Словно вдохновленная моим обещанием, пани Эльжбета начала рассказывать о себе, да с такой откровенностью, какую из мужчин может ожидать от женщины разве что личный врач. Она рассказала, что долго не выходила замуж за своего Павла из-за сопротивления матери ("Он был не шляхтич, моя мать не могла этого пережить"), что сделала два аборта ("За это меня и покарал Бог"), что за ней ухаживал один богач, уехавший перед войной в Аргентину, и что выйди она за него, все было б иначе ("Но он был такой толстый, как свинья, и совершенно лысый! Я не могла бы полюбить такого!"), что с Павлом они жили очень хорошо и что на последнее Рождество он подарил ей котиковую шубу. В комнате, где теперь кухня, жила ее прислуга, Христина. Ей не повезло: она попала на улице под облаву и была отправлена в Германию на работу, на военный завод, где и погибла во время бомбежек союзников. "Мы разминулись всего на год. Бедная девушка!"
- И в итоге всех пережил чемодан из свиной кожи, - грустно пошутила пани Эльжбета. - Но и он никому не нужен. Пану нужен желтый чемодан? Нет? И мне, к сожалению, тоже. О, скоро три. Как я не хочу уходить! Надеюсь, я немного развлекла пана своей болтовней?
Если сперва я и воспринимал рассказ Эльжбеты как развлечение, то чем дальше, тем сильней мной овладевала тревога, природу которой я не мог понять. Но что-то здесь было определенно не так! Я не успел разобраться в своих ощущениях: настало время прощаться.
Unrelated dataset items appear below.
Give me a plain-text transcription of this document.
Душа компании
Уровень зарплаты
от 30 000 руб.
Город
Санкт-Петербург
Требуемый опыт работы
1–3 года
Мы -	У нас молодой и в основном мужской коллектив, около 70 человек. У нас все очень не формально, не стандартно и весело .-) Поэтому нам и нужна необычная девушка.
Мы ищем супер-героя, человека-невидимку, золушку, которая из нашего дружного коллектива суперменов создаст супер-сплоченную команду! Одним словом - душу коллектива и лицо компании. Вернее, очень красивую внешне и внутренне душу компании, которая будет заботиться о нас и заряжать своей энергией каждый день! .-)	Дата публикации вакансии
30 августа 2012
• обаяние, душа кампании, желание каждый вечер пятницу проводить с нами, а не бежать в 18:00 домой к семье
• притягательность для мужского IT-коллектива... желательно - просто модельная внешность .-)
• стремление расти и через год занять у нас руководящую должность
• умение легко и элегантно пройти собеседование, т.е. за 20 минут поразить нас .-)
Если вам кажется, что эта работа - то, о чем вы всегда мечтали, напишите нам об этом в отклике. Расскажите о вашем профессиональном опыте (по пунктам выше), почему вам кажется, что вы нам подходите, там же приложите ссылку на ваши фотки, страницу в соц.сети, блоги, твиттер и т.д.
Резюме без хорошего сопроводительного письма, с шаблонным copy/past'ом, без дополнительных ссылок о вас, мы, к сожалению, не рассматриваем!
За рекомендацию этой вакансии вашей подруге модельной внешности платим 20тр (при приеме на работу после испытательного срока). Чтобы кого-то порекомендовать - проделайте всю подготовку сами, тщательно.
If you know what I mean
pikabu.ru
...Проснулся я поздно, с тяжелой головой, и в первые минуты после пробуждения не помнил о второй серии странного сна. Но зайдя наконец в кухню, я мгновенно все вспомнил - и сел. Мне отчего-то стало необычайно тошно и захотелось проветрить помещение.
Я вдруг испытал страх - леденящий страх кошмара - но впервые я испытывал его не ночью, во сне или сразу после пробуждения, а днем, спустя несколько часов спустя сна. Но разве это был кошмар? Что такого страшного было в этом сне - кроме повторения ситуации?
Повторяющиеся сны мне снились и раньше, например, когда я был студентом, часто повторялся сон, что я вытянул на экзамене билет, в котором не знаю ни одного вопроса -обычный кошмар отличников. Снились мне и настоящие кошмары, один я помню до сих пор, хотя он снился еще когда я учился в университете: словно в университетском туалете маньяк на моих глазах перерезает горло однокурснице Андросенко. Я даже отчетливо помню глаза этого маньяка: белые, безумные, какие-то нечеловеческие. Но здесь что-то другое, что-то не то.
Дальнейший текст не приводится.